Leading sections of that class, and their political representatives, are waking up to the seriousness of the situation, but the response has not been anywhere near enough to avoid catastrophe. The more backward elements, eg, the billionaire Koch brothers, and, of course, Donald Trump, with their climate-change denial and fanatical opposition to state intervention to protect the environment, are clearly intent on making what is bad, worse. As Noam Chomsky has noted, one of the most grievous consequences of Trump’s victory will be that action on climate change will be delayed still further.3

Globally, resurgent nationalisms and the ongoing territorialisation of politics is occurring at precisely the time in which unprecedented cooperation and coordination have become an urgent necessity. The capitalist class has, in the face of overwhelming scientific evidence, been able to put an end to follies such as the use of DDT pesticides or chlorofluorocarbons (CFCs) in aerosols and refrigerators, when alternatives could be brought into use relatively easily. What they cannot do is address the tendency of capital to degrade the conditions of life on Earth.
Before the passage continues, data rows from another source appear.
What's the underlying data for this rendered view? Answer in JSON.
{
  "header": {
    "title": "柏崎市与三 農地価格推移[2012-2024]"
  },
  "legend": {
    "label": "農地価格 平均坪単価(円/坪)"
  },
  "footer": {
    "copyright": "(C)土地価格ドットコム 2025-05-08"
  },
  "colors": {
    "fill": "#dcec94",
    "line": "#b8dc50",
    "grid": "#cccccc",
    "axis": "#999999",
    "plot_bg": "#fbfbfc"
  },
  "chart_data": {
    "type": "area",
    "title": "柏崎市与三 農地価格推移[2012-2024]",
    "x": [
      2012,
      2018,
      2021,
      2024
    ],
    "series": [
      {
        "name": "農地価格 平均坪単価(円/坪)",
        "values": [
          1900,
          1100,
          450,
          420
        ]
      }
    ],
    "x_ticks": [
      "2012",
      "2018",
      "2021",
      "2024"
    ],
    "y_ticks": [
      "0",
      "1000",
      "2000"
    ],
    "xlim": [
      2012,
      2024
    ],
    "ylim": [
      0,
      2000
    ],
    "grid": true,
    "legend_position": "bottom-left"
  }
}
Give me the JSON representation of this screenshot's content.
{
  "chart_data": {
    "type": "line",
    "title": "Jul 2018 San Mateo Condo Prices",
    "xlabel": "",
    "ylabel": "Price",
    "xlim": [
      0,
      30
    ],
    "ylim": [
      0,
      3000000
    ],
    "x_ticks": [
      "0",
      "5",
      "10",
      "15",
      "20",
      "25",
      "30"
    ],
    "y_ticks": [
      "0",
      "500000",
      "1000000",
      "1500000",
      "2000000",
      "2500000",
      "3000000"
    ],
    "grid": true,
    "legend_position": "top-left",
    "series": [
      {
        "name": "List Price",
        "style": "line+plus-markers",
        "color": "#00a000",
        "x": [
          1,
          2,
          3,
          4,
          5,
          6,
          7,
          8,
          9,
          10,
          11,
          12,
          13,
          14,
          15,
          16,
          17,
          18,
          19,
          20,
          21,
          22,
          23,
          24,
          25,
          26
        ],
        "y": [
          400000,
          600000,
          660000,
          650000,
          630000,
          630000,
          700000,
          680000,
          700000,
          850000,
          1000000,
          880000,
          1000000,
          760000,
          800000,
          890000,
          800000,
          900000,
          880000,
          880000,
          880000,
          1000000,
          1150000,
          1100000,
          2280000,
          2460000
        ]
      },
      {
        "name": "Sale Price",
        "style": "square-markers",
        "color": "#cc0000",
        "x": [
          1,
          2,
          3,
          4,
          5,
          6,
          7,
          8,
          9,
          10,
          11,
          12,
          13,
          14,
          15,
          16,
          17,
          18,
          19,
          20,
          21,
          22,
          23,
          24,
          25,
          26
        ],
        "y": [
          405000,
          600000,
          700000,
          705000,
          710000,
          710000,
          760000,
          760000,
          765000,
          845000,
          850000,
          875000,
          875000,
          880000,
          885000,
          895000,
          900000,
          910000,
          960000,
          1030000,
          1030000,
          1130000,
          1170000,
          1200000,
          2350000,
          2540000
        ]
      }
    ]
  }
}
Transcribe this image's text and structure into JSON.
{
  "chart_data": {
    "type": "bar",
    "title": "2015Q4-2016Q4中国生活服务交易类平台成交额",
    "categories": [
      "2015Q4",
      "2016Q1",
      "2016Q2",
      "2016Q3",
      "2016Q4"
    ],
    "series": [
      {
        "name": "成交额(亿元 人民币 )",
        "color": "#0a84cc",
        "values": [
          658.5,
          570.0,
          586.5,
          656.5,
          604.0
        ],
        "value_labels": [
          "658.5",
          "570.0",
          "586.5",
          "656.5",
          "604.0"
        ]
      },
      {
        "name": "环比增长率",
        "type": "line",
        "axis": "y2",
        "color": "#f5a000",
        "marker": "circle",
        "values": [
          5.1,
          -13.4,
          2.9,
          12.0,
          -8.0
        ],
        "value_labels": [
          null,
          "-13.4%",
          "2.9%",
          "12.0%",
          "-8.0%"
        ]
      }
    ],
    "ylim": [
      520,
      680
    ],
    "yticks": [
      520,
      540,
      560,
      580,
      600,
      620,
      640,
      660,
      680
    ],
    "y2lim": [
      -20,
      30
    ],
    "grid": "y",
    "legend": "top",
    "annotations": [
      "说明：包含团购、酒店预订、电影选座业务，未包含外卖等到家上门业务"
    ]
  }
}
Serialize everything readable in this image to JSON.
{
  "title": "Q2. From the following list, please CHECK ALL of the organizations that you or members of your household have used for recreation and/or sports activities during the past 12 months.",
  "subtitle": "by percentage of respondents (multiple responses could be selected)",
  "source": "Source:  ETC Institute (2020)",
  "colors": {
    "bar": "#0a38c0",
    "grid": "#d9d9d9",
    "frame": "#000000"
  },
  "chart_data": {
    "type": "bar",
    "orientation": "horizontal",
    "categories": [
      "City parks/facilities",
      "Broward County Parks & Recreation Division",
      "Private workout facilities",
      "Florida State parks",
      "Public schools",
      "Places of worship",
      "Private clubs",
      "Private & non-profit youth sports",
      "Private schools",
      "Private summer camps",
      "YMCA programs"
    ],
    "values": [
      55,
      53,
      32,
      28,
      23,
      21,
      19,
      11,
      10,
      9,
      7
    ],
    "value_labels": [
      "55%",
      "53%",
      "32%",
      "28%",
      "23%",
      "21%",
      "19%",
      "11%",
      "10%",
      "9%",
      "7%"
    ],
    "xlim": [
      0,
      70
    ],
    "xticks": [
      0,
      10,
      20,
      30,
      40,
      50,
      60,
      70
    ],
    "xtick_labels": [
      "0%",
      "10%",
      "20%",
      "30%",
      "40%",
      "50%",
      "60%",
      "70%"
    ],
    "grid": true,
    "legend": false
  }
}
Humanity can meet the challenge of climate change without descending into a new barbarism, but this will require a fundamental transformation in social relations. Rational economic planning is required to manage the finite resources of the planet and provide a decent standard of living for its billions of human inhabitants. Genuine - working class - democracy is required to direct the development of our wealth and technical abilities towards the purpose of fulfilling human needs. The capitalist mode of production has to be done away with, so that humanity itself can endure. Until then society will continue to operate as if the quality of the air we breathe is of less importance than a capitalist’s bottom line.

Notes

1. ‘Could a £400 billion plan to refreeze the Arctic before the ice melts really work?’ The Observer February 12 2017.

2. Deutsche Welle February 14 2017.

3. www.youtube.com/watch?v=08WNclaSI4o.